While dating is a game, it isn’t a zero-sum game. It’s not about winners and losers. The idea that cooperation in a relationship is about narrow self-interest doesn’t suggest that we should be narcissistic, hold back in love or that we shouldn’t care at all about our partner. It instead suggests that we should commit because it serves our self-interests. The long-term, cumulative gain of commitment outweighs the fleeting pleasure of defecting. Your commitment is an investment into the relationship, and the return on your investment is the reciprocity of your partner, companionship, and love. A win-win situation for both, if they’re good players as well.

In this application, game theory serves as a rational guide against bad players. When you think about dating in terms of social cooperation between you and your partner, you set expectations. And if these expectations aren’t met, you’re able to reexamine the relationship.

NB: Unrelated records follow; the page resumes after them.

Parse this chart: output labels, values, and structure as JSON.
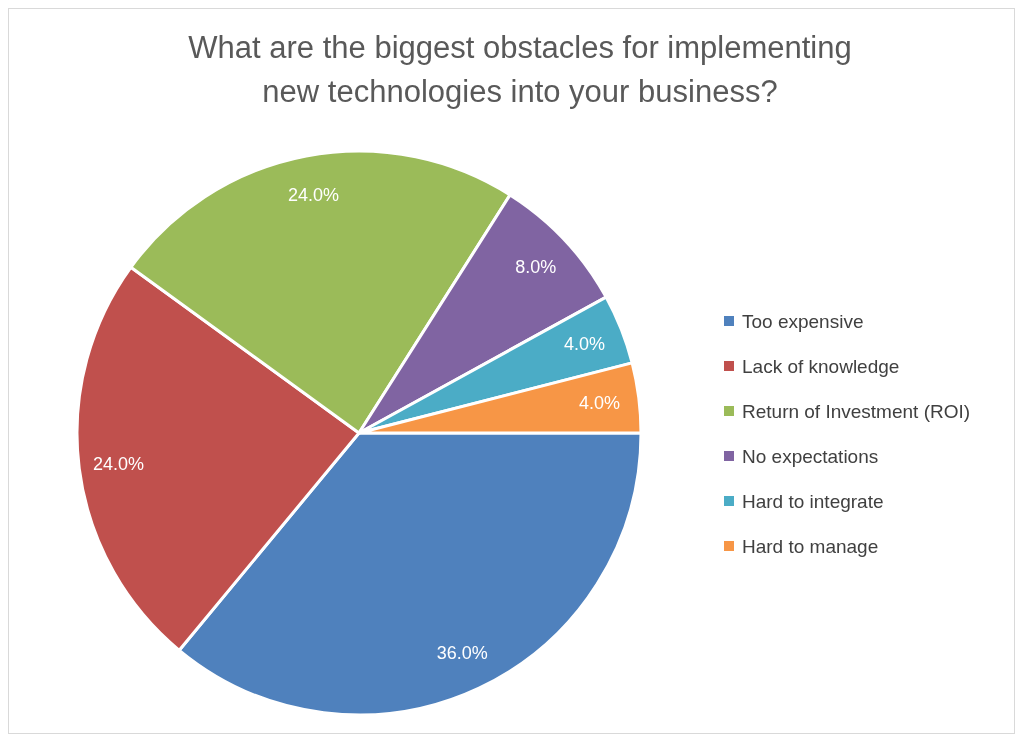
{
  "chart_data": {
    "type": "pie",
    "title": "What are the biggest obstacles for implementing new technologies into your business?",
    "categories": [
      "Too expensive",
      "Lack of knowledge",
      "Return of Investment (ROI)",
      "No expectations",
      "Hard to integrate",
      "Hard to manage"
    ],
    "values": [
      36,
      24,
      24,
      8,
      4,
      4
    ],
    "value_labels": [
      "36.0%",
      "24.0%",
      "24.0%",
      "8.0%",
      "4.0%",
      "4.0%"
    ],
    "colors": [
      "#4f81bd",
      "#c0504d",
      "#9bbb59",
      "#8064a2",
      "#4bacc6",
      "#f79646"
    ],
    "legend": "right"
  }
}
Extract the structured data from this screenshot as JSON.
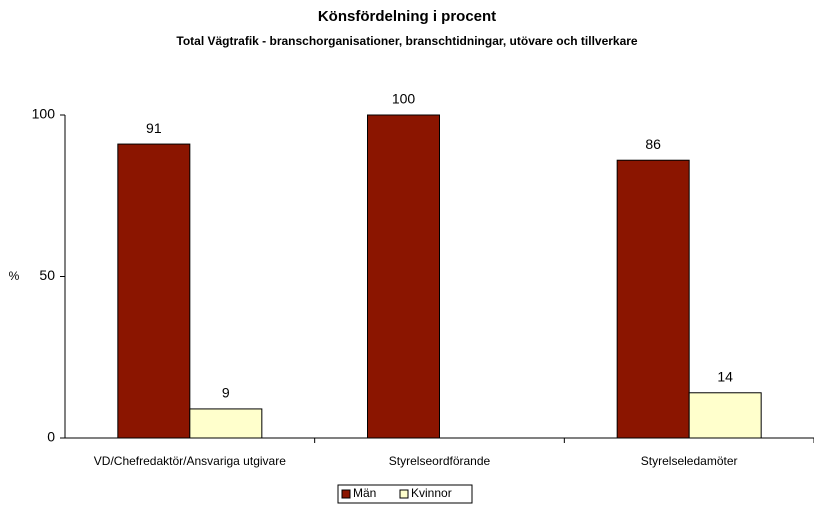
{
  "chart_data": {
    "type": "bar",
    "title": "Könsfördelning i procent",
    "subtitle": "Total Vägtrafik - branschorganisationer, branschtidningar, utövare och tillverkare",
    "y_label": "%",
    "categories": [
      "VD/Chefredaktör/Ansvariga utgivare",
      "Styrelseordförande",
      "Styrelseledamöter"
    ],
    "series": [
      {
        "name": "Män",
        "color": "#8b1500",
        "values": [
          91,
          100,
          86
        ]
      },
      {
        "name": "Kvinnor",
        "color": "#ffffcc",
        "values": [
          9,
          null,
          14
        ]
      }
    ],
    "ylim": [
      0,
      100
    ],
    "yticks": [
      0,
      50,
      100
    ],
    "grid": false,
    "legend": "bottom"
  }
}
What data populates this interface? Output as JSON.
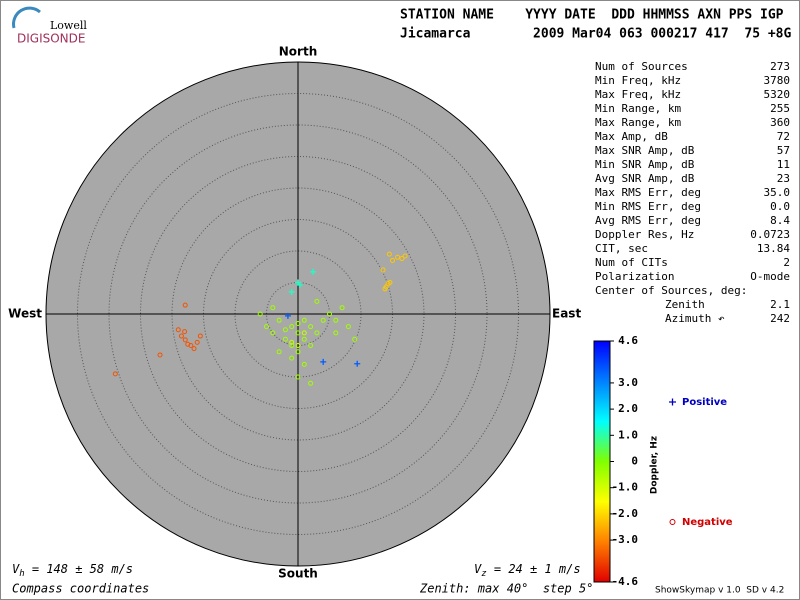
{
  "header": {
    "logo_top": "Lowell",
    "logo_bottom": "DIGISONDE",
    "line1": "STATION NAME    YYYY DATE  DDD HHMMSS AXN PPS IGP",
    "line2": "Jicamarca        2009 Mar04 063 000217 417  75 +8G"
  },
  "stats": {
    "rows": [
      [
        "Num of Sources",
        "273"
      ],
      [
        "Min Freq, kHz",
        "3780"
      ],
      [
        "Max Freq, kHz",
        "5320"
      ],
      [
        "Min Range, km",
        "255"
      ],
      [
        "Max Range, km",
        "360"
      ],
      [
        "Max Amp, dB",
        "72"
      ],
      [
        "Max SNR Amp, dB",
        "57"
      ],
      [
        "Min SNR Amp, dB",
        "11"
      ],
      [
        "Avg SNR Amp, dB",
        "23"
      ],
      [
        "Max RMS Err, deg",
        "35.0"
      ],
      [
        "Min RMS Err, deg",
        "0.0"
      ],
      [
        "Avg RMS Err, deg",
        "8.4"
      ],
      [
        "Doppler Res, Hz",
        "0.0723"
      ],
      [
        "CIT, sec",
        "13.84"
      ],
      [
        "Num of CITs",
        "2"
      ],
      [
        "Polarization",
        "O-mode"
      ]
    ],
    "center_title": "Center of Sources, deg:",
    "center_rows": [
      [
        "Zenith",
        "2.1"
      ],
      [
        "Azimuth ↶",
        "242"
      ]
    ]
  },
  "footer": {
    "vh": {
      "symbol": "V",
      "sub": "h",
      "text": " = 148 ± 58 m/s"
    },
    "vz": {
      "symbol": "V",
      "sub": "z",
      "text": " = 24 ± 1 m/s"
    },
    "coords": "Compass coordinates",
    "zenith": "Zenith: max 40°  step 5°",
    "version": "ShowSkymap v 1.0  SD v 4.2"
  },
  "chart_data": {
    "type": "skymap",
    "north": "North",
    "south": "South",
    "west": "West",
    "east": "East",
    "rlim": [
      0,
      40
    ],
    "rticks": [
      5,
      10,
      15,
      20,
      25,
      30,
      35
    ],
    "x": [
      -1,
      0,
      -2,
      1,
      2,
      -3,
      -1,
      0,
      3,
      -4,
      1,
      -2,
      4,
      5,
      6,
      -5,
      0,
      2,
      -1,
      1,
      7,
      3,
      -6,
      8,
      6,
      -3,
      0,
      2,
      9,
      -4,
      -1,
      1,
      0,
      0.3,
      2.4,
      0,
      -1,
      4,
      9.4,
      -1.6,
      15,
      15.8,
      16.5,
      14.5,
      17,
      14.3,
      14,
      14.6,
      13.8,
      13.5,
      -17.9,
      -18.5,
      -17,
      -16.5,
      -18,
      -16,
      -17.5,
      -15.5,
      -29,
      -21.9,
      -17.9,
      -19
    ],
    "y": [
      -2,
      -3,
      -4,
      -1,
      -2,
      -1,
      -5,
      -6,
      -3,
      -3,
      -4,
      -2.5,
      -1,
      0,
      -1,
      -2,
      -1.5,
      -5,
      -7,
      -8,
      1,
      2,
      0,
      -2,
      -3,
      -6,
      -10,
      -11,
      -4,
      1,
      -4.5,
      -3,
      -5,
      4.6,
      6.7,
      5,
      3.5,
      -7.6,
      -7.9,
      -0.3,
      8.5,
      9,
      8.8,
      9.5,
      9.2,
      4.8,
      4.3,
      5,
      4,
      7,
      -4.1,
      -3.5,
      -5,
      -5.5,
      -2.8,
      -4.5,
      -4.8,
      -3.5,
      -9.5,
      -6.5,
      1.4,
      -2.5
    ],
    "doppler": [
      -0.4,
      -0.4,
      -0.4,
      -0.4,
      -0.4,
      -0.4,
      -0.4,
      -0.4,
      -0.4,
      -0.4,
      -0.4,
      -0.4,
      -0.4,
      -0.4,
      -0.4,
      -0.4,
      -0.4,
      -0.4,
      -0.4,
      -0.4,
      -0.4,
      -0.4,
      -0.4,
      -0.4,
      -0.4,
      -0.4,
      -0.4,
      -0.4,
      -0.4,
      -0.4,
      -0.8,
      -0.8,
      -0.8,
      1.2,
      1.2,
      1.2,
      1.2,
      3.5,
      3.5,
      3.5,
      -2.2,
      -2.2,
      -2.2,
      -2.2,
      -2.2,
      -2.2,
      -2.2,
      -2.2,
      -2.2,
      -2.2,
      -3.6,
      -3.6,
      -3.6,
      -3.6,
      -3.6,
      -3.6,
      -3.6,
      -3.6,
      -3.6,
      -3.6,
      -3.6,
      -3.6
    ],
    "colormap": [
      "#e00000",
      "#ff8000",
      "#ffff00",
      "#80ff00",
      "#00ffff",
      "#0080ff",
      "#0000ff"
    ],
    "colorbar_label": "Doppler, Hz",
    "clim": [
      -4.6,
      4.6
    ],
    "cticks": [
      4.6,
      {
        "value": 3,
        "label": "3.0"
      },
      {
        "value": 2,
        "label": "2.0"
      },
      {
        "value": 1,
        "label": "1.0"
      },
      0,
      {
        "value": -1,
        "label": "-1.0"
      },
      {
        "value": -2,
        "label": "-2.0"
      },
      {
        "value": -3,
        "label": "-3.0"
      },
      -4.6
    ],
    "legend": [
      {
        "name": "Positive",
        "color": "#0000c0"
      },
      {
        "name": "Negative",
        "color": "#d00000"
      }
    ],
    "disc_color": "#a8a8a8"
  }
}
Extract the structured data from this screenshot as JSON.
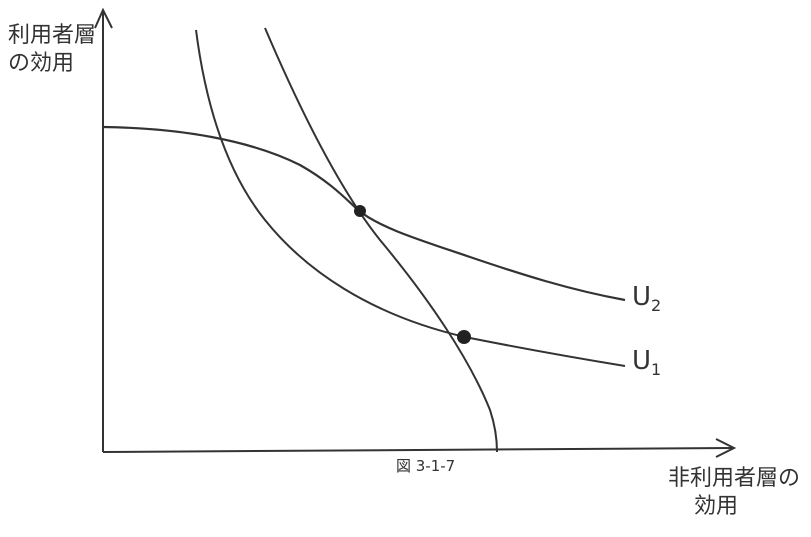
{
  "y_axis_label": [
    "利用者層",
    "の効用"
  ],
  "x_axis_label": [
    "非利用者層の",
    "効用"
  ],
  "caption": "図 3-1-7",
  "curves": [
    {
      "name": "U",
      "sub": "2"
    },
    {
      "name": "U",
      "sub": "1"
    }
  ],
  "stroke_color": "#333333"
}
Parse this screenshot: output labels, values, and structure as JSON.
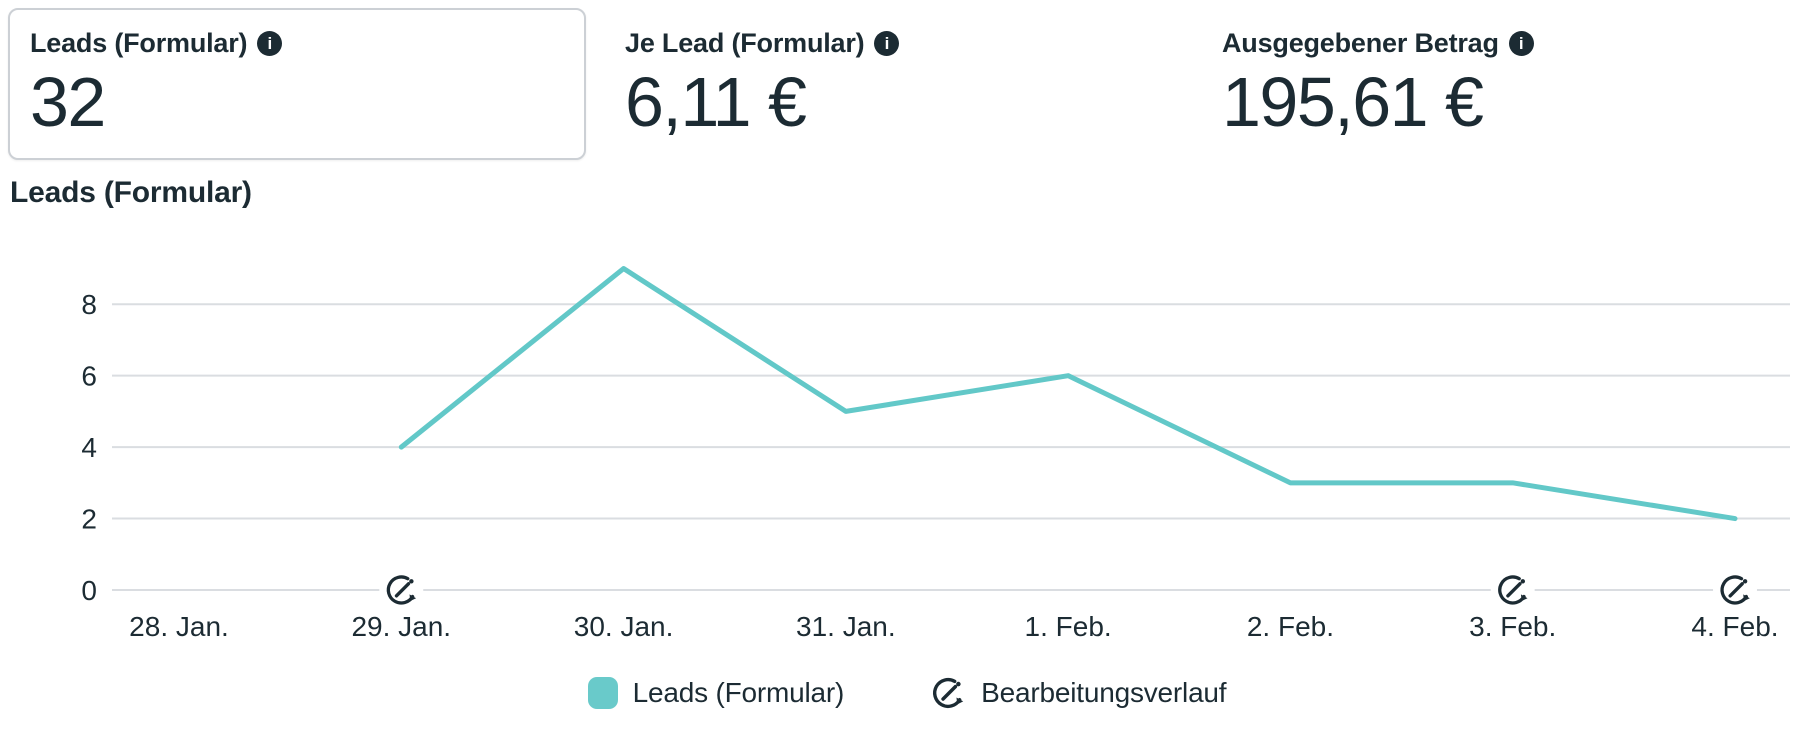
{
  "colors": {
    "text_dark": "#1c2b33",
    "grid": "#dadde1",
    "line_teal": "#62c8c8",
    "swatch_teal": "#69caca",
    "card_border": "#ccd0d5"
  },
  "metric_cards": [
    {
      "label": "Leads (Formular)",
      "value": "32",
      "info_icon": "info-icon",
      "selected": true
    },
    {
      "label": "Je Lead (Formular)",
      "value": "6,11 €",
      "info_icon": "info-icon",
      "selected": false
    },
    {
      "label": "Ausgegebener Betrag",
      "value": "195,61 €",
      "info_icon": "info-icon",
      "selected": false
    }
  ],
  "chart": {
    "title": "Leads (Formular)",
    "legend": [
      {
        "icon": "series-swatch",
        "label": "Leads (Formular)"
      },
      {
        "icon": "edit-history-icon",
        "label": "Bearbeitungsverlauf"
      }
    ]
  },
  "chart_data": {
    "type": "line",
    "title": "Leads (Formular)",
    "categories": [
      "28. Jan.",
      "29. Jan.",
      "30. Jan.",
      "31. Jan.",
      "1. Feb.",
      "2. Feb.",
      "3. Feb.",
      "4. Feb."
    ],
    "series": [
      {
        "name": "Leads (Formular)",
        "values": [
          null,
          4,
          9,
          5,
          6,
          3,
          3,
          2
        ]
      }
    ],
    "y_ticks": [
      0,
      2,
      4,
      6,
      8
    ],
    "ylim": [
      0,
      10
    ],
    "grid": true,
    "legend_position": "bottom",
    "edit_history_markers": [
      "29. Jan.",
      "3. Feb.",
      "4. Feb."
    ],
    "line_color": "#62c8c8"
  }
}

This helps you navigate the conflicting duality of what your heart wants and what your mind knows is right. The emphasis is separating the conflicting interests of the heart and mind. While love isn’t a finite resource — you don’t run out of love because you exhausted your love on your partner; rather, the more love you give, the more you have to give. Your time and commitment aren’t finite resources. Game theory helps you recognize bad players and uncooperative partners early on.

What the application of game theory — cooperation, mutual interests, pay-off, reciprocity — offers us is a framework with which we can maintain relationships outside of the usual constricts of romance and even morality. After all, all these have failed repeatedly. Good people cheat on their partners. People who are in love break up when the infatuation fades as their relationship progresses through different phases because they can’t think of commitment and cooperation outside the confines of romance. Game theory asks you to commit and cooperate in service of mutual self-interests instead.

When infatuations wanes, what you stand to gain in cooperating might keep you. Being aware of retribution and understanding the folly in picking short-term gratification instead of the compounding merit that cooperation assures, might also prove a more effective tool for maintaining committed relationships than the reliance on feelings.